I squint hard up the hill and realize we're only a few paces from the force field. There's the telltale square, high up and to my right, just as it was this morning. What did Beetee do? Did he actually try to drive the knife into the force field the way Peeta did by accident? And what's the deal with the wire? Was this his backup plan? If electrifying the water failed, did he mean to send the lightning bolt's energy into the force field? What would that do, anyway? Nothing? A great deal? Fry us all? The force field must mostly be energy, too, I guess. The one in the Training Center was invisible. This one seems to somehow mirror the jungle. But I've seen it falter when Peeta's knife struck it and when my arrows hit. The real world lies right behind it.

As things turned out, he failed - probably by touching the forcefield too early and being thrown back by its power (the electric shock wouldn't have reached him, but the physical shockwave certainly would). Katniss found him lying helpless on the ground. Fortunately she was clever enough, by looking at the stick and knife Beetee was holding and by remembering Haymitch's advice "Remember who the enemy is", to understand what Beetee had been planning to do and to put his plan into action herself, only with an arrow instead of a knife.

Again from the book (emphasis mine):

I finally see Beetee's knife with clear eyes.
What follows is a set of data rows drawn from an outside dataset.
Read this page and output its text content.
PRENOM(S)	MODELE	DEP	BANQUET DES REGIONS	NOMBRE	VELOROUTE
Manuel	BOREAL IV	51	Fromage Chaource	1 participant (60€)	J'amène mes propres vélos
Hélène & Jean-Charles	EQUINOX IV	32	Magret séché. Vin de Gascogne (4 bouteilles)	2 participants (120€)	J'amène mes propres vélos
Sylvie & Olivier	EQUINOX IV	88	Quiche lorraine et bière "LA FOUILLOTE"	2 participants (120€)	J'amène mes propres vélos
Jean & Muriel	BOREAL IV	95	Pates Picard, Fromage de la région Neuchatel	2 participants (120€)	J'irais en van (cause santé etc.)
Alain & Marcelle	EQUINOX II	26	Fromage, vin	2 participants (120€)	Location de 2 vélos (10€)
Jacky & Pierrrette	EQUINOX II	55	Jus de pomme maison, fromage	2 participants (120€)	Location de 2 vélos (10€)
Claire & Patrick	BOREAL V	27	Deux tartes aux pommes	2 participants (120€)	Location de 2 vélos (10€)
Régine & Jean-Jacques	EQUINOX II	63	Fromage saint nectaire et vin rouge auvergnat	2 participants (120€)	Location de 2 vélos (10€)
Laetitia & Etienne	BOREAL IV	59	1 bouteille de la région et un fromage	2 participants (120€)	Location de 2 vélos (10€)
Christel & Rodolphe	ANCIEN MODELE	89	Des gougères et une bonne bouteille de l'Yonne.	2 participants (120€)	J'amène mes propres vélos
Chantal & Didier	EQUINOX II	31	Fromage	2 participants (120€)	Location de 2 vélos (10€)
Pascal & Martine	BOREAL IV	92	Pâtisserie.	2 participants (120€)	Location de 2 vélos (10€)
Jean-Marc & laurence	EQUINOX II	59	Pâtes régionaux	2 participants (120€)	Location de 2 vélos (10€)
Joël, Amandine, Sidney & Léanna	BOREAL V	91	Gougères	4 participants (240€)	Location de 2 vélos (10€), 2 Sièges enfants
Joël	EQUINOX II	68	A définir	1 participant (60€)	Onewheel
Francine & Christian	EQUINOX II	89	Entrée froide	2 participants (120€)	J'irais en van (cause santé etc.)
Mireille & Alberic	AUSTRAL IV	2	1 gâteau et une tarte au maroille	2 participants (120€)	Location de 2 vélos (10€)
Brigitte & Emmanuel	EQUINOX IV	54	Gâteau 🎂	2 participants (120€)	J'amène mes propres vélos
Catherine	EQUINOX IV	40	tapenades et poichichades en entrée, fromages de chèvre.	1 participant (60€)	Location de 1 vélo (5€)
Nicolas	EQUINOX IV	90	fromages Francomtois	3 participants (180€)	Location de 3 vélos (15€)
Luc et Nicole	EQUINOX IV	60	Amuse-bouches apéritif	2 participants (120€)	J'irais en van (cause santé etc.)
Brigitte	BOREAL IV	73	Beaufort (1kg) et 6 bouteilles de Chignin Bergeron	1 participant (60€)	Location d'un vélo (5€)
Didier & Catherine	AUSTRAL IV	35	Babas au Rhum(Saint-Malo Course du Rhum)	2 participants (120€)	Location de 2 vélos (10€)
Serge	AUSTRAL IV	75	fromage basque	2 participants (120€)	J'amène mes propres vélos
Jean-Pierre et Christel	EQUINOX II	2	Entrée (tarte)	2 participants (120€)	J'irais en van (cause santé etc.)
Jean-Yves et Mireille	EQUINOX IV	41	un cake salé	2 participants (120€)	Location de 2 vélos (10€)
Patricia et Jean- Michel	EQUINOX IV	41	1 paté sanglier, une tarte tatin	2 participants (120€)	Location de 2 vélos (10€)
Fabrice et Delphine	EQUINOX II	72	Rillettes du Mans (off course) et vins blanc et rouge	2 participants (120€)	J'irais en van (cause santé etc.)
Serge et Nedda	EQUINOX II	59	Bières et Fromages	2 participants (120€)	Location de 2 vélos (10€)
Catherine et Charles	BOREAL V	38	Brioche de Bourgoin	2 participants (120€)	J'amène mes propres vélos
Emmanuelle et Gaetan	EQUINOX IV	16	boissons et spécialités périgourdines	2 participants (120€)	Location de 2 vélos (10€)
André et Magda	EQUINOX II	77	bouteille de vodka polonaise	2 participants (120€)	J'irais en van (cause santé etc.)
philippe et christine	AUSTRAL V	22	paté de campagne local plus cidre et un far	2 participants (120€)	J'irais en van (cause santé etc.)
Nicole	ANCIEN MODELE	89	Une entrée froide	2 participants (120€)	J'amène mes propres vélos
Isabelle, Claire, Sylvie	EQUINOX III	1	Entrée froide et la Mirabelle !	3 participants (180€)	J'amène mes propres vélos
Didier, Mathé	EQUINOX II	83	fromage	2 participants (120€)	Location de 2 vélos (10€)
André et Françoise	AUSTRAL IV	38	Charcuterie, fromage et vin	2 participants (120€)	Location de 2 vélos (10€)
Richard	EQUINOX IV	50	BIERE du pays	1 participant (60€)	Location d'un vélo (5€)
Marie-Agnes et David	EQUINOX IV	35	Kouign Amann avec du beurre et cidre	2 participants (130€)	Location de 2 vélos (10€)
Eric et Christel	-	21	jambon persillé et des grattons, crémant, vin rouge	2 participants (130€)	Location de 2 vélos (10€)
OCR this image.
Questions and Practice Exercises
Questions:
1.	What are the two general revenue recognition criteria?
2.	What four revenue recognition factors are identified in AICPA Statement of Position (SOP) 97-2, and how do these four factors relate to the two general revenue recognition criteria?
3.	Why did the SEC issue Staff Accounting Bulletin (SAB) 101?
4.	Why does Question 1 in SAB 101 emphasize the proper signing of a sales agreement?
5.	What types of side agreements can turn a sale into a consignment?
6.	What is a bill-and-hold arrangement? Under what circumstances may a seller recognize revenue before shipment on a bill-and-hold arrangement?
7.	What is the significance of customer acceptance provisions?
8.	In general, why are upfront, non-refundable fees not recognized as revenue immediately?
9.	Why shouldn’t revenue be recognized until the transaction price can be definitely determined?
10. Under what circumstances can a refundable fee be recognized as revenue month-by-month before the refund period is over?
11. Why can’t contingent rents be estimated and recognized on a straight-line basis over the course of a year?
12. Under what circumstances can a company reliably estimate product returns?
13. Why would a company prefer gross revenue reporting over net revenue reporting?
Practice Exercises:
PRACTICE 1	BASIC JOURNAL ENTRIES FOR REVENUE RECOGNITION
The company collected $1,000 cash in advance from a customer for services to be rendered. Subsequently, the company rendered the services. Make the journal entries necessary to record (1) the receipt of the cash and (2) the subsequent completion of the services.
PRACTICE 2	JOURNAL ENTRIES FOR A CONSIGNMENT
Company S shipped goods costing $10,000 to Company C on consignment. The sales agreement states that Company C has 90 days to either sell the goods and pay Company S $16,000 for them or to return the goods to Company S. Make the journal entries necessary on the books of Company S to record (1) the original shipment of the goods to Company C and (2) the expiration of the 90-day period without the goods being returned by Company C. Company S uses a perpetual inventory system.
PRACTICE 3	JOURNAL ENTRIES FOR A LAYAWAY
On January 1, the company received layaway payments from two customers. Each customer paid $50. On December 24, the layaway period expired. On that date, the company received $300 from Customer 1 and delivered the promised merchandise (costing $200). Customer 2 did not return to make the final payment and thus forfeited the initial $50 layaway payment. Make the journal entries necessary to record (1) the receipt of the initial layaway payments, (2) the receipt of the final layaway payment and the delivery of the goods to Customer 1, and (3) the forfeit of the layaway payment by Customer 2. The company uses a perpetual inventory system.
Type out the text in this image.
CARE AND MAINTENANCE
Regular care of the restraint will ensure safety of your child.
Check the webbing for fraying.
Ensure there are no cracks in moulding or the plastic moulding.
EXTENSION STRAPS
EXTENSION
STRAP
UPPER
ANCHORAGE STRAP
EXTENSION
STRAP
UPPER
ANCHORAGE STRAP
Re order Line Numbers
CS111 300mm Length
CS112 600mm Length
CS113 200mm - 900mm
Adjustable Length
My shaking hands slide the wire from the hilt, wind it around the arrow just above the feathers, and secure it with a knot picked up in training.

I rise, turning to the force field, fully revealing myself but no longer caring. Only caring about where I should direct my tip, where Beetee would have driven the knife if he'd been able to choose. My bow tilts up at the wavering square, the flaw, the ... what did he call it that day? The chink in the armor. I let the arrow fly, see it hit its mark and vanish, pulling the thread of gold behind it.